C'est quelque chose qui vous tient particulièrement à coeur,
je le sais, c'est toute la dimension européenne, et la Belgique aura
un rôle important durant le deuxième semestre 2010, sur la volonté,
oui ou non, d'avoir encore un avenir au niveau européen pour l'agriculture.

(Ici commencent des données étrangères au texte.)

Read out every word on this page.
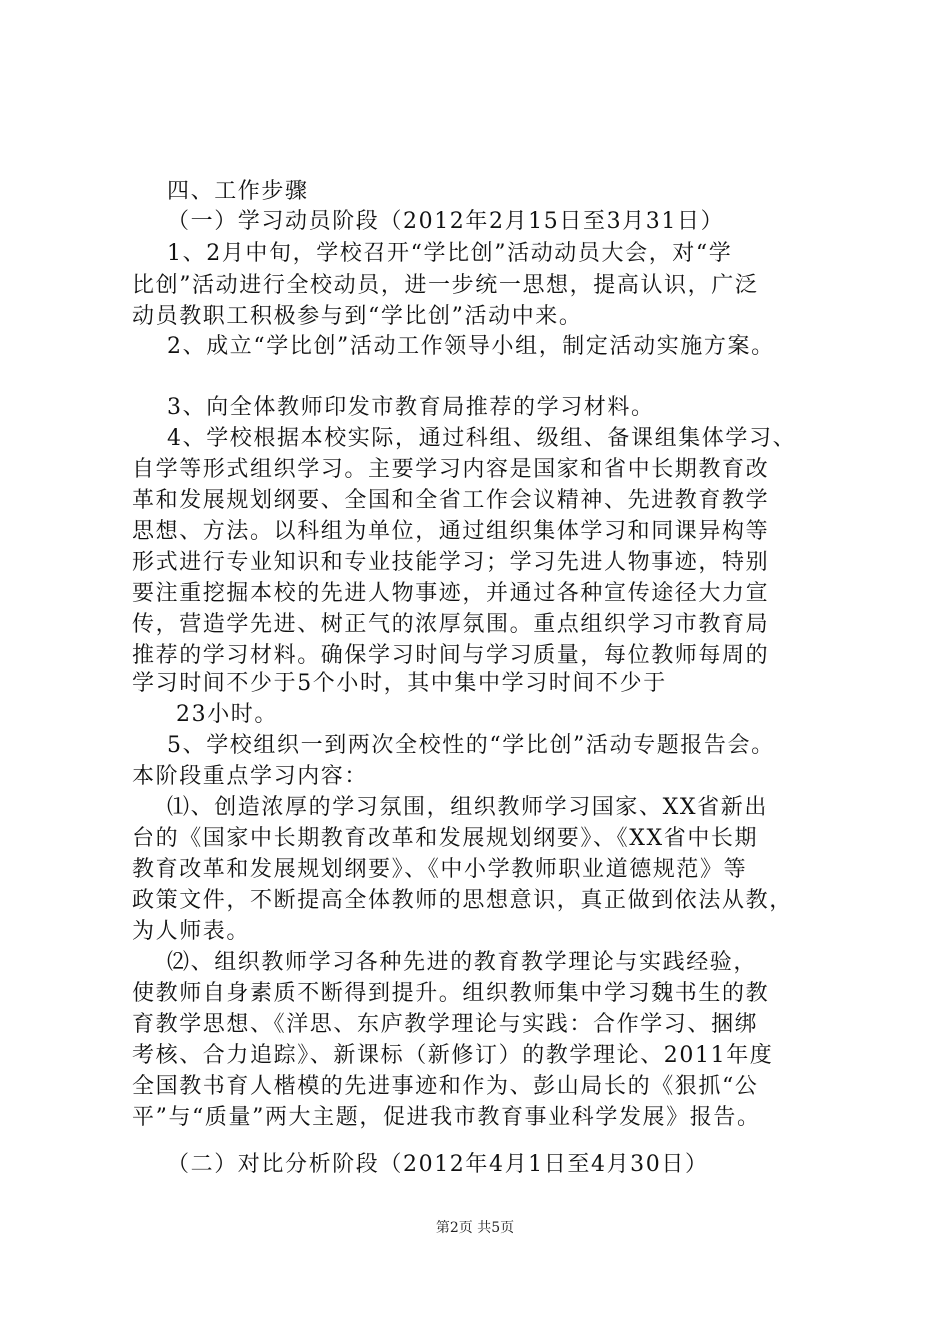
四、工作步骤
（一）学习动员阶段（2012年2月15日至3月31日）
1、2月中旬，学校召开“学比创”活动动员大会，对“学
比创”活动进行全校动员，进一步统一思想，提高认识，广泛
动员教职工积极参与到“学比创”活动中来。
2、成立“学比创”活动工作领导小组，制定活动实施方案。
3、向全体教师印发市教育局推荐的学习材料。
4、学校根据本校实际，通过科组、级组、备课组集体学习、
自学等形式组织学习。主要学习内容是国家和省中长期教育改
革和发展规划纲要、全国和全省工作会议精神、先进教育教学
思想、方法。以科组为单位，通过组织集体学习和同课异构等
形式进行专业知识和专业技能学习；学习先进人物事迹，特别
要注重挖掘本校的先进人物事迹，并通过各种宣传途径大力宣
传，营造学先进、树正气的浓厚氛围。重点组织学习市教育局
推荐的学习材料。确保学习时间与学习质量，每位教师每周的
学习时间不少于5个小时，其中集中学习时间不少于
23小时。
5、学校组织一到两次全校性的“学比创”活动专题报告会。
本阶段重点学习内容：
⑴、创造浓厚的学习氛围，组织教师学习国家、XX省新出
台的《国家中长期教育改革和发展规划纲要》、《XX省中长期
教育改革和发展规划纲要》、《中小学教师职业道德规范》等
政策文件，不断提高全体教师的思想意识，真正做到依法从教，
为人师表。
⑵、组织教师学习各种先进的教育教学理论与实践经验，
使教师自身素质不断得到提升。组织教师集中学习魏书生的教
育教学思想、《洋思、东庐教学理论与实践：合作学习、捆绑
考核、合力追踪》、新课标（新修订）的教学理论、2011年度
全国教书育人楷模的先进事迹和作为、彭山局长的《狠抓“公
平”与“质量”两大主题，促进我市教育事业科学发展》报告。
（二）对比分析阶段（2012年4月1日至4月30日）
第2页 共5页
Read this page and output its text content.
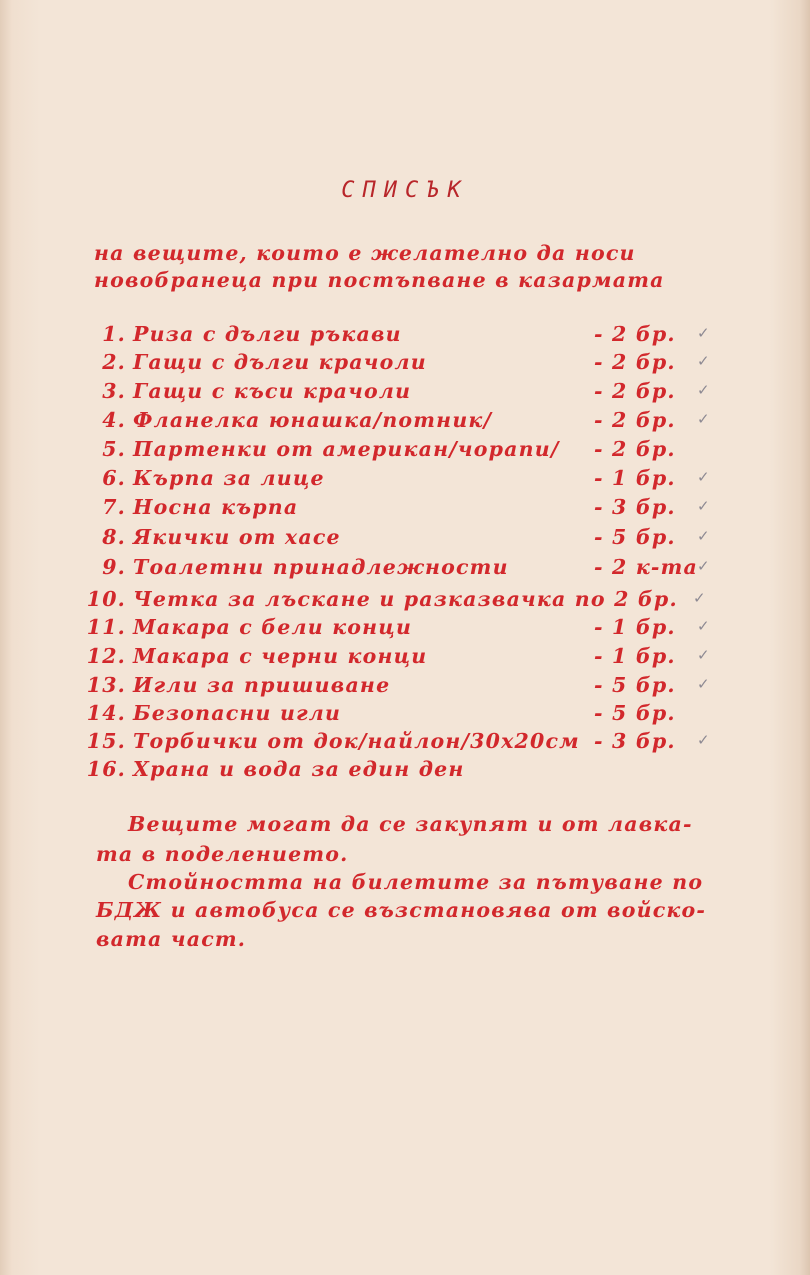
СПИСЪК
на вещите, които е желателно да носи
новобранеца при постъпване в казармата
1. Риза с дълги ръкави	- 2 бр. ✓
2. Гащи с дълги крачоли	- 2 бр. ✓
3. Гащи с къси крачоли	- 2 бр. ✓
4. Фланелка юнашка/потник/	- 2 бр. ✓
5. Партенки от американ/чорапи/ - 2 бр.
6. Кърпа за лице	- 1 бр. ✓
7. Носна кърпа	- 3 бр. ✓
8. Якички от хасе	- 5 бр. ✓
9. Тоалетни принадлежности	- 2 к-та
✓
10. Четка за лъскане и разказвачка по 2 бр. ✓
11. Макара с бели конци	- 1 бр. ✓
12. Макара с черни конци	- 1 бр. ✓
13. Игли за пришиване	- 5 бр. ✓
14. Безопасни игли	- 5 бр.
15. Торбички от док/найлон/30х20см - 3 бр. ✓
16. Храна и вода за един ден
Вещите могат да се закупят и от лавка-
та в поделението.
Стойността на билетите за пътуване по
БДЖ и автобуса се възстановява от войско-
вата част.
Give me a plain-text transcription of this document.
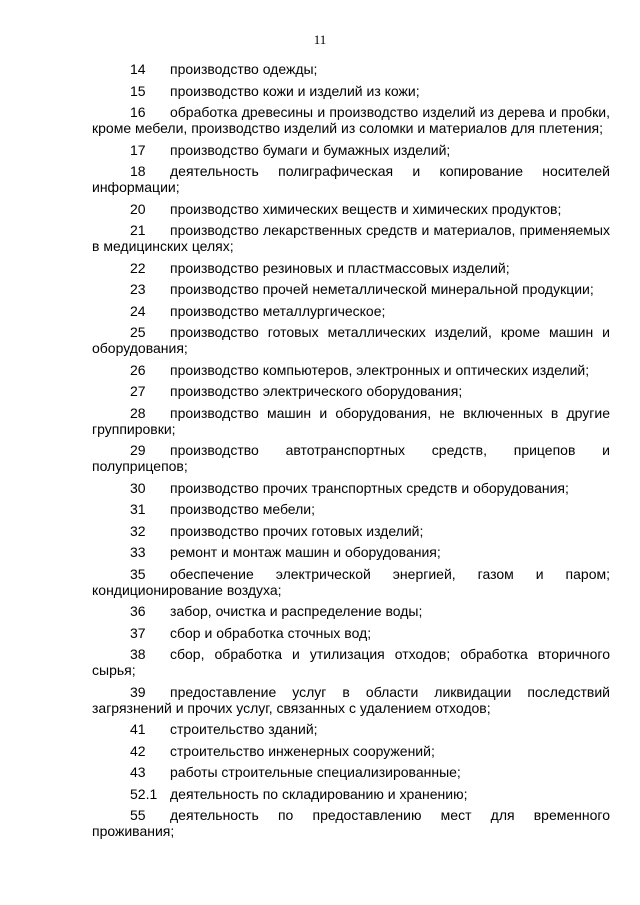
11

14 производство одежды;

15 производство кожи и изделий из кожи;

16 обработка древесины и производство изделий из дерева и пробки, кроме мебели, производство изделий из соломки и материалов для плетения;

17 производство бумаги и бумажных изделий;

18 деятельность полиграфическая и копирование носителей информации;

20 производство химических веществ и химических продуктов;

21 производство лекарственных средств и материалов, применяемых в медицинских целях;

22 производство резиновых и пластмассовых изделий;

23 производство прочей неметаллической минеральной продукции;

24 производство металлургическое;

25 производство готовых металлических изделий, кроме машин и оборудования;

26 производство компьютеров, электронных и оптических изделий;

27 производство электрического оборудования;

28 производство машин и оборудования, не включенных в другие группировки;

29 производство автотранспортных средств, прицепов и полуприцепов;

30 производство прочих транспортных средств и оборудования;

31 производство мебели;

32 производство прочих готовых изделий;

33 ремонт и монтаж машин и оборудования;

35 обеспечение электрической энергией, газом и паром; кондиционирование воздуха;

36 забор, очистка и распределение воды;

37 сбор и обработка сточных вод;

38 сбор, обработка и утилизация отходов; обработка вторичного сырья;

39 предоставление услуг в области ликвидации последствий загрязнений и прочих услуг, связанных с удалением отходов;

41 строительство зданий;

42 строительство инженерных сооружений;

43 работы строительные специализированные;

52.1 деятельность по складированию и хранению;

55 деятельность по предоставлению мест для временного проживания;
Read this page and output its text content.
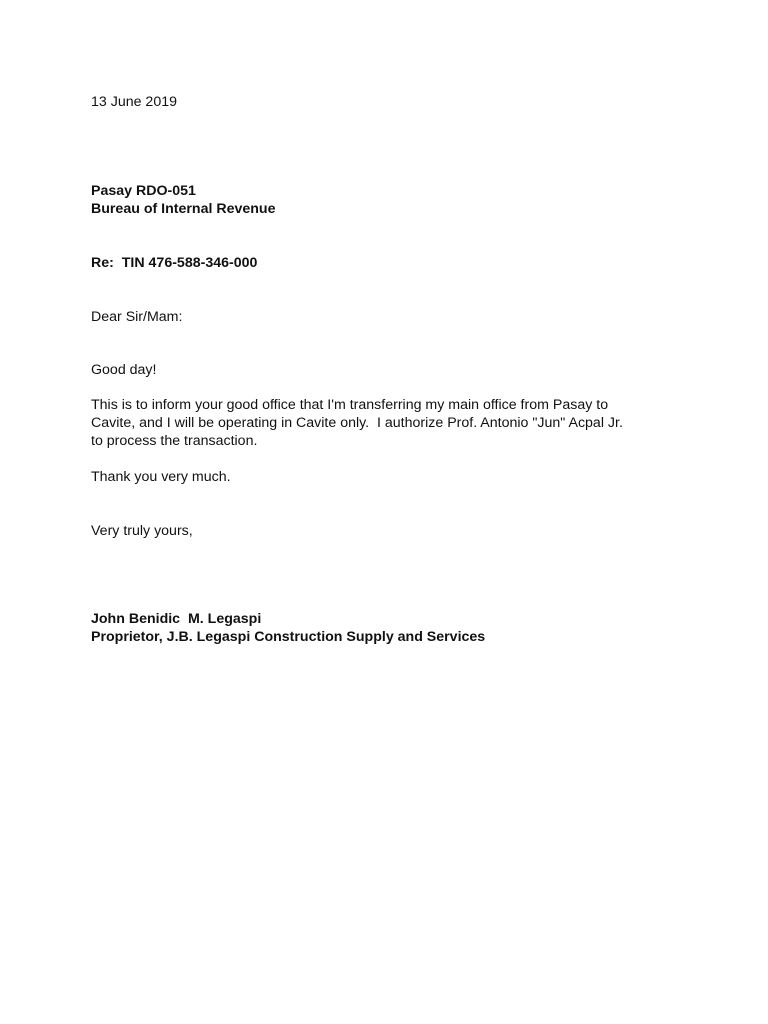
13 June 2019
Pasay RDO-051
Bureau of Internal Revenue
Re:  TIN 476-588-346-000
Dear Sir/Mam:
Good day!
This is to inform your good office that I'm transferring my main office from Pasay to
Cavite, and I will be operating in Cavite only.  I authorize Prof. Antonio "Jun" Acpal Jr.
to process the transaction.
Thank you very much.
Very truly yours,
John Benidic  M. Legaspi
Proprietor, J.B. Legaspi Construction Supply and Services
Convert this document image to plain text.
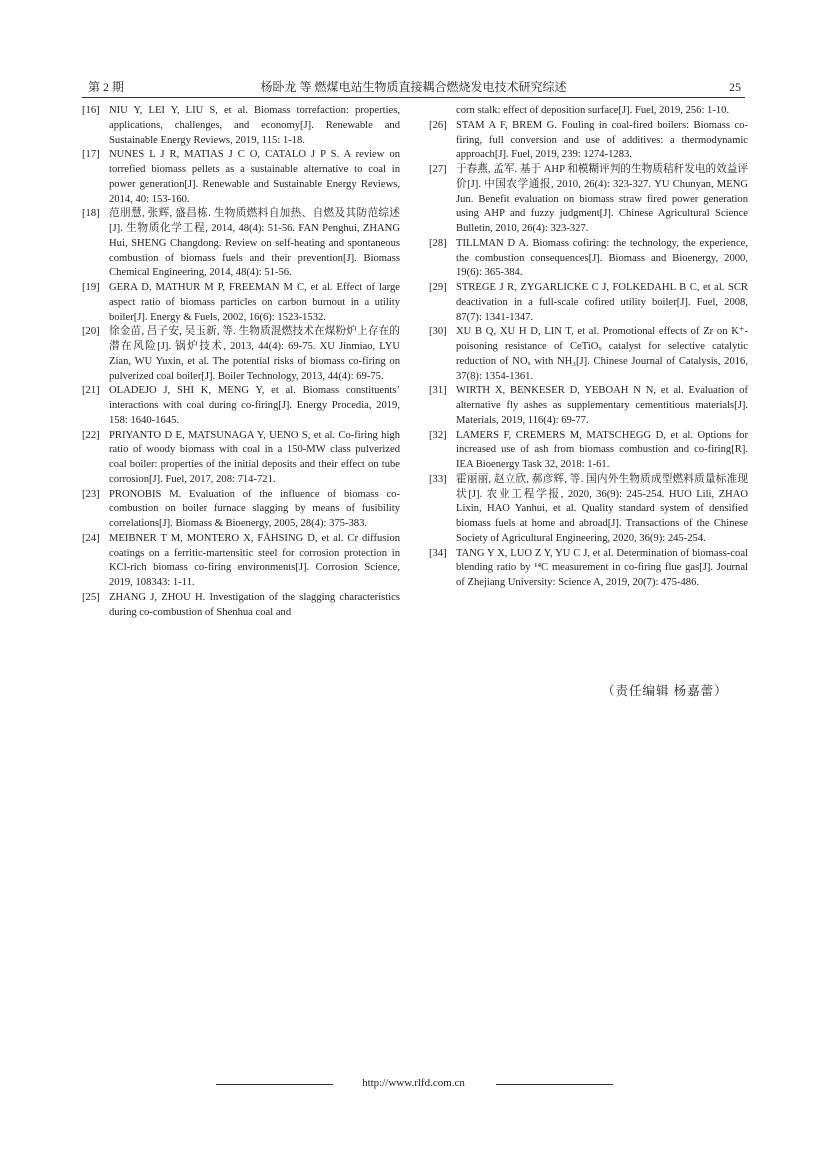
第 2 期	杨卧龙 等 燃煤电站生物质直接耦合燃烧发电技术研究综述	25
[16] NIU Y, LEI Y, LIU S, et al. Biomass torrefaction: properties, applications, challenges, and economy[J]. Renewable and Sustainable Energy Reviews, 2019, 115: 1-18.
[17] NUNES L J R, MATIAS J C O, CATALO J P S. A review on torrefied biomass pellets as a sustainable alternative to coal in power generation[J]. Renewable and Sustainable Energy Reviews, 2014, 40: 153-160.
[18] 范朋慧, 张辉, 盛昌栋. 生物质燃料自加热、自燃及其防范综述[J]. 生物质化学工程, 2014, 48(4): 51-56. FAN Penghui, ZHANG Hui, SHENG Changdong. Review on self-heating and spontaneous combustion of biomass fuels and their prevention[J]. Biomass Chemical Engineering, 2014, 48(4): 51-56.
[19] GERA D, MATHUR M P, FREEMAN M C, et al. Effect of large aspect ratio of biomass particles on carbon burnout in a utility boiler[J]. Energy & Fuels, 2002, 16(6): 1523-1532.
[20] 徐金苗, 吕子安, 吴玉新, 等. 生物质混燃技术在煤粉炉上存在的潜在风险[J]. 锅炉技术, 2013, 44(4): 69-75. XU Jinmiao, LYU Zian, WU Yuxin, et al. The potential risks of biomass co-firing on pulverized coal boiler[J]. Boiler Technology, 2013, 44(4): 69-75.
[21] OLADEJO J, SHI K, MENG Y, et al. Biomass constituents’ interactions with coal during co-firing[J]. Energy Procedia, 2019, 158: 1640-1645.
[22] PRIYANTO D E, MATSUNAGA Y, UENO S, et al. Co-firing high ratio of woody biomass with coal in a 150-MW class pulverized coal boiler: properties of the initial deposits and their effect on tube corrosion[J]. Fuel, 2017, 208: 714-721.
[23] PRONOBIS M. Evaluation of the influence of biomass co-combustion on boiler furnace slagging by means of fusibility correlations[J]. Biomass & Bioenergy, 2005, 28(4): 375-383.
[24] MEIBNER T M, MONTERO X, FÄHSING D, et al. Cr diffusion coatings on a ferritic-martensitic steel for corrosion protection in KCl-rich biomass co-firing environments[J]. Corrosion Science, 2019, 108343: 1-11.
[25] ZHANG J, ZHOU H. Investigation of the slagging characteristics during co-combustion of Shenhua coal and
corn stalk: effect of deposition surface[J]. Fuel, 2019, 256: 1-10.
[26] STAM A F, BREM G. Fouling in coal-fired boilers: Biomass co-firing, full conversion and use of additives: a thermodynamic approach[J]. Fuel, 2019, 239: 1274-1283.
[27] 于春燕, 孟军. 基于 AHP 和模糊评判的生物质秸秆发电的效益评价[J]. 中国农学通报, 2010, 26(4): 323-327. YU Chunyan, MENG Jun. Benefit evaluation on biomass straw fired power generation using AHP and fuzzy judgment[J]. Chinese Agricultural Science Bulletin, 2010, 26(4): 323-327.
[28] TILLMAN D A. Biomass cofiring: the technology, the experience, the combustion consequences[J]. Biomass and Bioenergy, 2000, 19(6): 365-384.
[29] STREGE J R, ZYGARLICKE C J, FOLKEDAHL B C, et al. SCR deactivation in a full-scale cofired utility boiler[J]. Fuel, 2008, 87(7): 1341-1347.
[30] XU B Q, XU H D, LIN T, et al. Promotional effects of Zr on K⁺-poisoning resistance of CeTiOₓ catalyst for selective catalytic reduction of NOₓ with NH₃[J]. Chinese Journal of Catalysis, 2016, 37(8): 1354-1361.
[31] WIRTH X, BENKESER D, YEBOAH N N, et al. Evaluation of alternative fly ashes as supplementary cementitious materials[J]. Materials, 2019, 116(4): 69-77.
[32] LAMERS F, CREMERS M, MATSCHEGG D, et al. Options for increased use of ash from biomass combustion and co-firing[R]. IEA Bioenergy Task 32, 2018: 1-61.
[33] 霍丽丽, 赵立欣, 郝彦辉, 等. 国内外生物质成型燃料质量标准现状[J]. 农业工程学报, 2020, 36(9): 245-254. HUO Lili, ZHAO Lixin, HAO Yanhui, et al. Quality standard system of densified biomass fuels at home and abroad[J]. Transactions of the Chinese Society of Agricultural Engineering, 2020, 36(9): 245-254.
[34] TANG Y X, LUO Z Y, YU C J, et al. Determination of biomass-coal blending ratio by ¹⁴C measurement in co-firing flue gas[J]. Journal of Zhejiang University: Science A, 2019, 20(7): 475-486.
（责任编辑 杨嘉蕾）
http://www.rlfd.com.cn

Cela va permettre aussi de faire des croisements beaucoup plus importants
entre aspect CO , par exemple, et agriculture. Sans tomber dans le protectionnisme,
il faut tenir compte de cet aspect qui intervient dans les différentes
exportations et importations au niveau de nos produits. Inventer un nouveau
modèle agricole européen pour les 20 ou 30 ans à venir,
en essayant d'avoir une stabilité la plus forte possible, parce que
les investissements que l'on fait dans l'agriculture, c'est minimum pour 15
ans. Si vous changez de politique européenne tous les cinq ans, en
apportant des modifications importantes, l'agriculteur ne pourra pas s'adapter
à cette réalité-là.
C'est d'ailleurs un rendez-vous politique majeur. Je crois que nous pouvons
jouer un rôle dans cette commission à ce niveau. Je pourrais
aussi le relayer au niveau européen. C'est très important pour
les agriculteurs, les consommateurs, mais aussi pour l'avenir de l'Europe.
L'agriculture est un des fondements de l'Europe. Ce serait malheureux qu'il
n'y ait plus de programme fort sur le plan européen avec des aspects
profondément humains de responsabilité et d'avenir commun positif,
tout en essayant de retrouver le chemin de l'enthousiasme, au travers de la
réalité agricole et de la réalité de toute l'Europe.
R. Miller - Je remercie M. le Ministre pour sa réponse dont je retiens beaucoup d'éléments.
J'en retiens aussi le fait que ces informations qui circulent dans le monde bancaire témoignent d'une situation réellement préoccupante pour beaucoup d'exploitations. Le rendez-vous européen aura toute son importance.